As in years past, passionate advocates from all over the city fought for money to be allocated to homeless services in the District budget for Fiscal Year 2015.
May the Lord keep us for standing up for what is right, so people don’t have to live in a city where they can be economically discriminated against or can’t find housing. Poor people have been working and living all their lives in this city to make DC their home.
Along with a group of fellow advocates including Reginald Black, I went to a council member’s office on a recent lobby day advocacy event. Our group included twelve women, all of whom are from different walks of life. They spoke about what homeless people need in order to live in Washington, DC with some dignity and respect. The women articulated their ideas as well as their proposed solutions for what would be fair funding for homeless services, especially in a city that’s not hunting for cash.

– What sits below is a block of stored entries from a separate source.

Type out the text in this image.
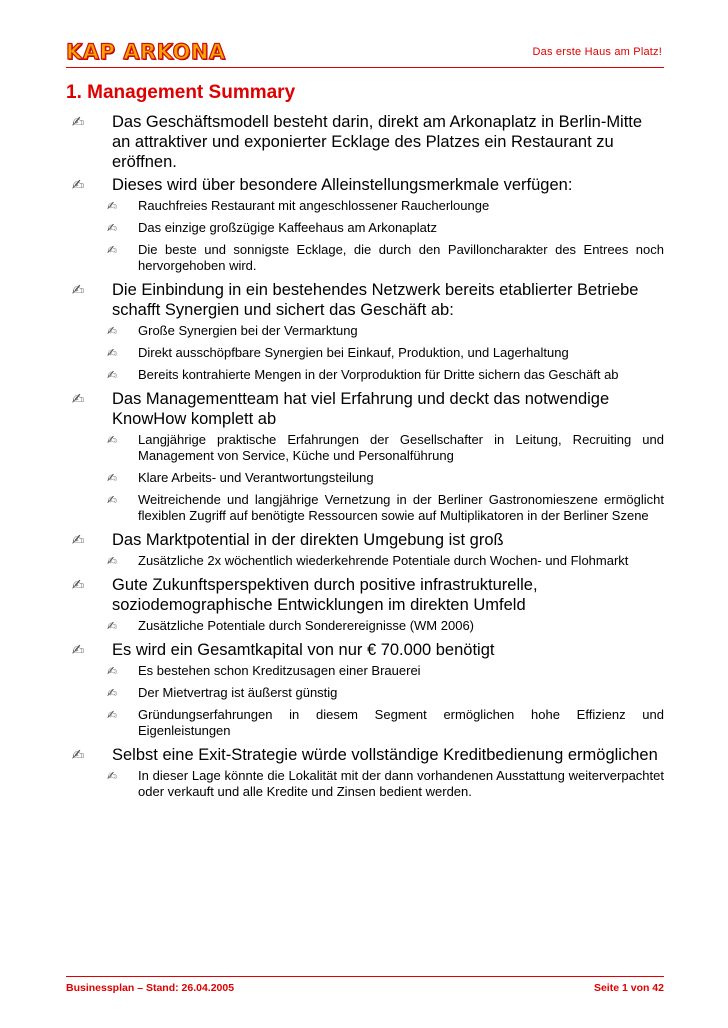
KAP ARKONA	Das erste Haus am Platz!
1. Management Summary
✍	Das Geschäftsmodell besteht darin, direkt am Arkonaplatz in Berlin-Mitte an attraktiver und exponierter Ecklage des Platzes ein Restaurant zu eröffnen.
✍	Dieses wird über besondere Alleinstellungsmerkmale verfügen:
✍	Rauchfreies Restaurant mit angeschlossener Raucherlounge
✍	Das einzige großzügige Kaffeehaus am Arkonaplatz
✍	Die beste und sonnigste Ecklage, die durch den Pavilloncharakter des Entrees noch hervorgehoben wird.
✍	Die Einbindung in ein bestehendes Netzwerk bereits etablierter Betriebe schafft Synergien und sichert das Geschäft ab:
✍	Große Synergien bei der Vermarktung
✍	Direkt ausschöpfbare Synergien bei Einkauf, Produktion, und Lagerhaltung
✍	Bereits kontrahierte Mengen in der Vorproduktion für Dritte sichern das Geschäft ab
✍	Das Managementteam hat viel Erfahrung und deckt das notwendige KnowHow komplett ab
✍	Langjährige praktische Erfahrungen der Gesellschafter in Leitung, Recruiting und Management von Service, Küche und Personalführung
✍	Klare Arbeits- und Verantwortungsteilung
✍	Weitreichende und langjährige Vernetzung in der Berliner Gastronomieszene ermöglicht flexiblen Zugriff auf benötigte Ressourcen sowie auf Multiplikatoren in der Berliner Szene
✍	Das Marktpotential in der direkten Umgebung ist groß
✍	Zusätzliche 2x wöchentlich wiederkehrende Potentiale durch Wochen- und Flohmarkt
✍	Gute Zukunftsperspektiven durch positive infrastrukturelle, soziodemographische Entwicklungen im direkten Umfeld
✍	Zusätzliche Potentiale durch Sonderereignisse (WM 2006)
✍	Es wird ein Gesamtkapital von nur € 70.000 benötigt
✍	Es bestehen schon Kreditzusagen einer Brauerei
✍	Der Mietvertrag ist äußerst günstig
✍	Gründungserfahrungen in diesem Segment ermöglichen hohe Effizienz und Eigenleistungen
✍	Selbst eine Exit-Strategie würde vollständige Kreditbedienung ermöglichen
✍	In dieser Lage könnte die Lokalität mit der dann vorhandenen Ausstattung weiterverpachtet oder verkauft und alle Kredite und Zinsen bedient werden.
Businessplan – Stand: 26.04.2005	Seite 1 von 42
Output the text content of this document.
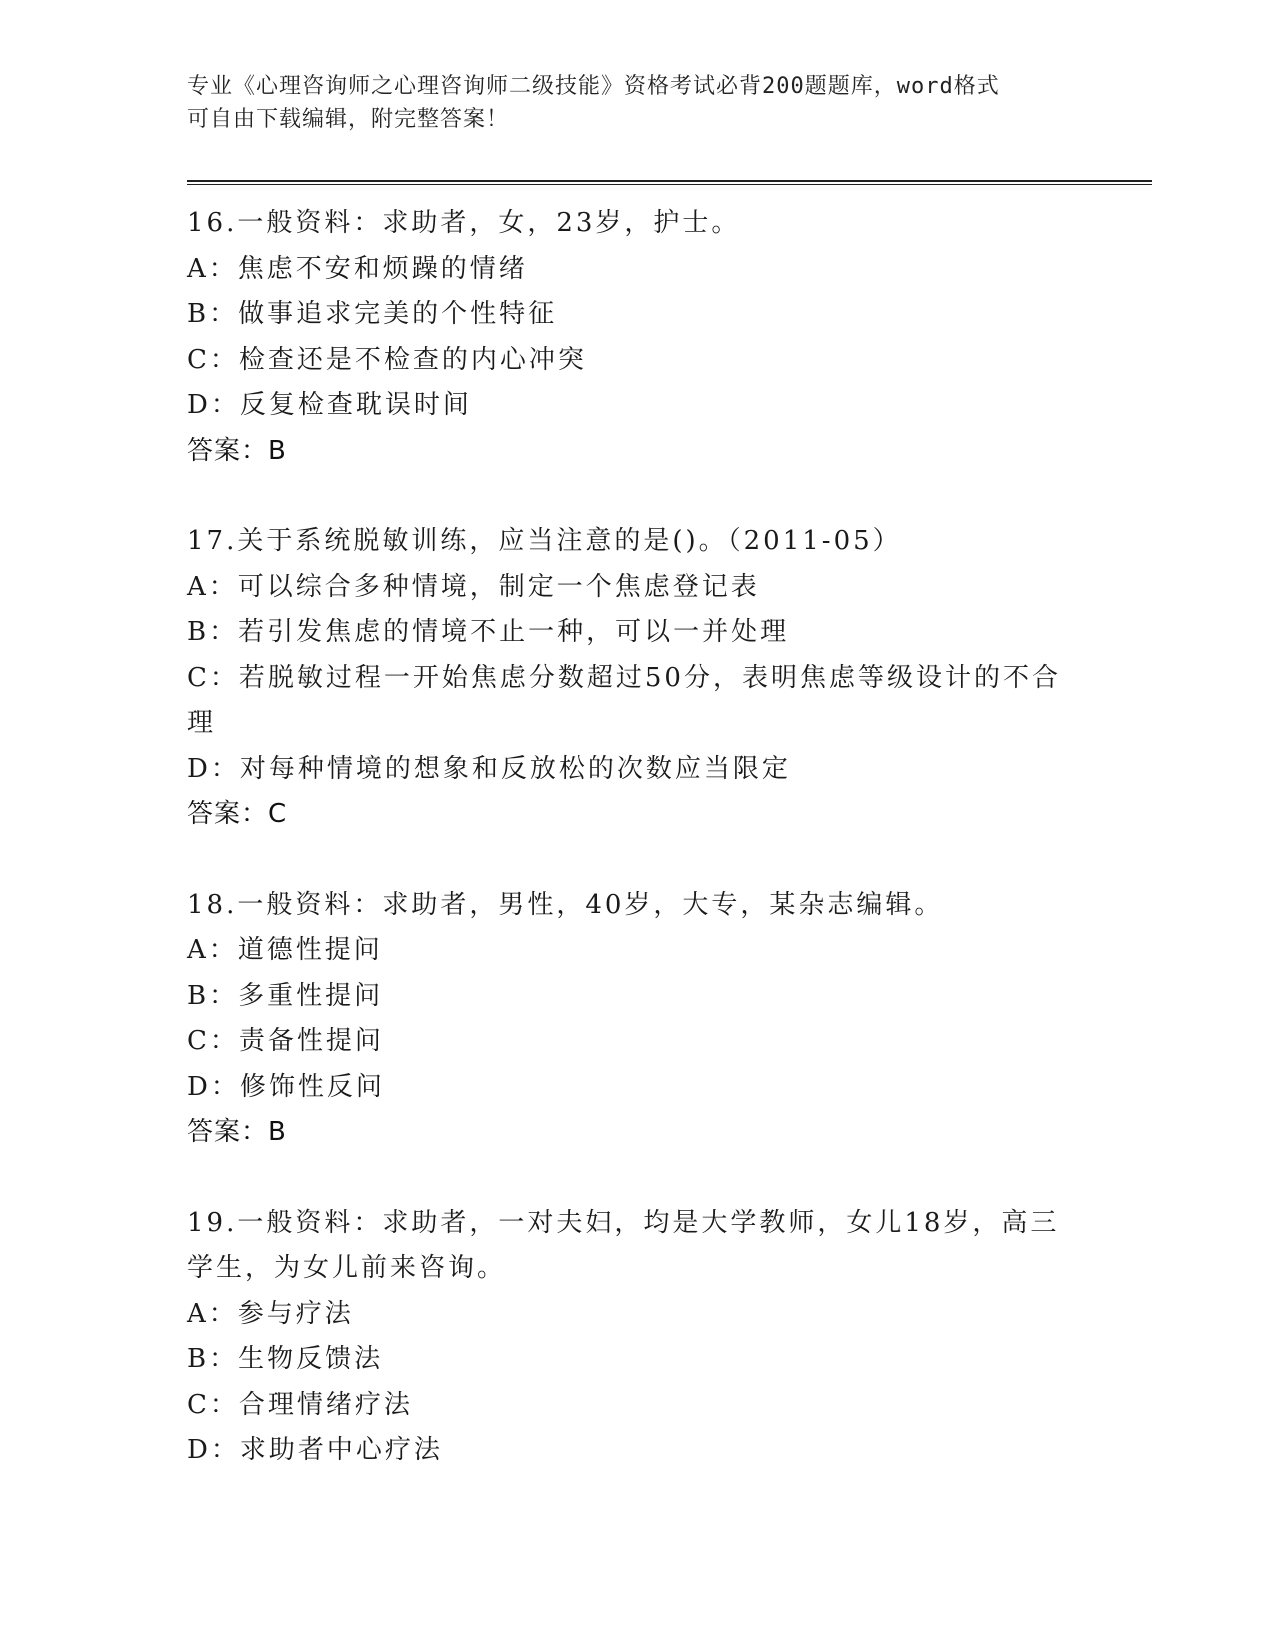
专业《心理咨询师之心理咨询师二级技能》资格考试必背200题题库，word格式

可自由下载编辑，附完整答案！

16.一般资料：求助者，女，23岁，护士。

A：焦虑不安和烦躁的情绪

B：做事追求完美的个性特征

C：检查还是不检查的内心冲突

D：反复检查耽误时间

答案：B

17.关于系统脱敏训练，应当注意的是()。（2011-05）

A：可以综合多种情境，制定一个焦虑登记表

B：若引发焦虑的情境不止一种，可以一并处理

C：若脱敏过程一开始焦虑分数超过50分，表明焦虑等级设计的不合

理

D：对每种情境的想象和反放松的次数应当限定

答案：C

18.一般资料：求助者，男性，40岁，大专，某杂志编辑。

A：道德性提问

B：多重性提问

C：责备性提问

D：修饰性反问

答案：B

19.一般资料：求助者，一对夫妇，均是大学教师，女儿18岁，高三

学生，为女儿前来咨询。

A：参与疗法

B：生物反馈法

C：合理情绪疗法

D：求助者中心疗法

The council member’s staff person listened, then told us that most homeless people are not from the area. These are the kind of talking points officials use to justify not putting enough money in the budget to prevent people living in dangerous conditions and dying on the streets. They use these words to imply homelessness is not the city’s problem while seniors live out their lives in shelters.
As a homeless advocate and having been homeless myself, I would say only about 30 percent of those in low barrier shelters are people who are not lifelong or long-time DC residents.
There are always nine or 10 council members who talk the good talk, but when it comes time for a vote, the poor and the homeless are forgotten.
We can’t continue to have council members and mayors who really offer no solutions, not one policy, no viable plan that would begin to address the housing crisis most poor and homeless residents find themselves in this election year. We need to hold all candidates accountable to have a plan that all or most DC residents can agree on.
DC residents have said the number one thing the District government needs to address is the urgent need for affordable housing. Here are some solutions the city council and Advisory Neighborhood Commissions should consider.
One would be to look at “right to housing” initiatives such as the one fourth rule. Qualifying individuals pay one quarter of their income for affordable housing with local and federal subsidies and participating landlords helping to make up the difference.
As the twelve ladies at the lobbying event stressed, programs such as TANF (Temporary Assistance for Needy Families) and LRSP (Local Rent Supplement Program) can also be useful tools in getting people quickly housed.
Single Room Occupancy or SRO units should be made available for homeless youths, offering them stability while they complete their job skills training or educations.
Rapid rehousing should be expanded for singles and families and a robust permanent supportive housing program should be available for those who are extremely disabled, physically or mentally.
In these ways, I believe we can at least start to address the housing crisis in the District of Columbia.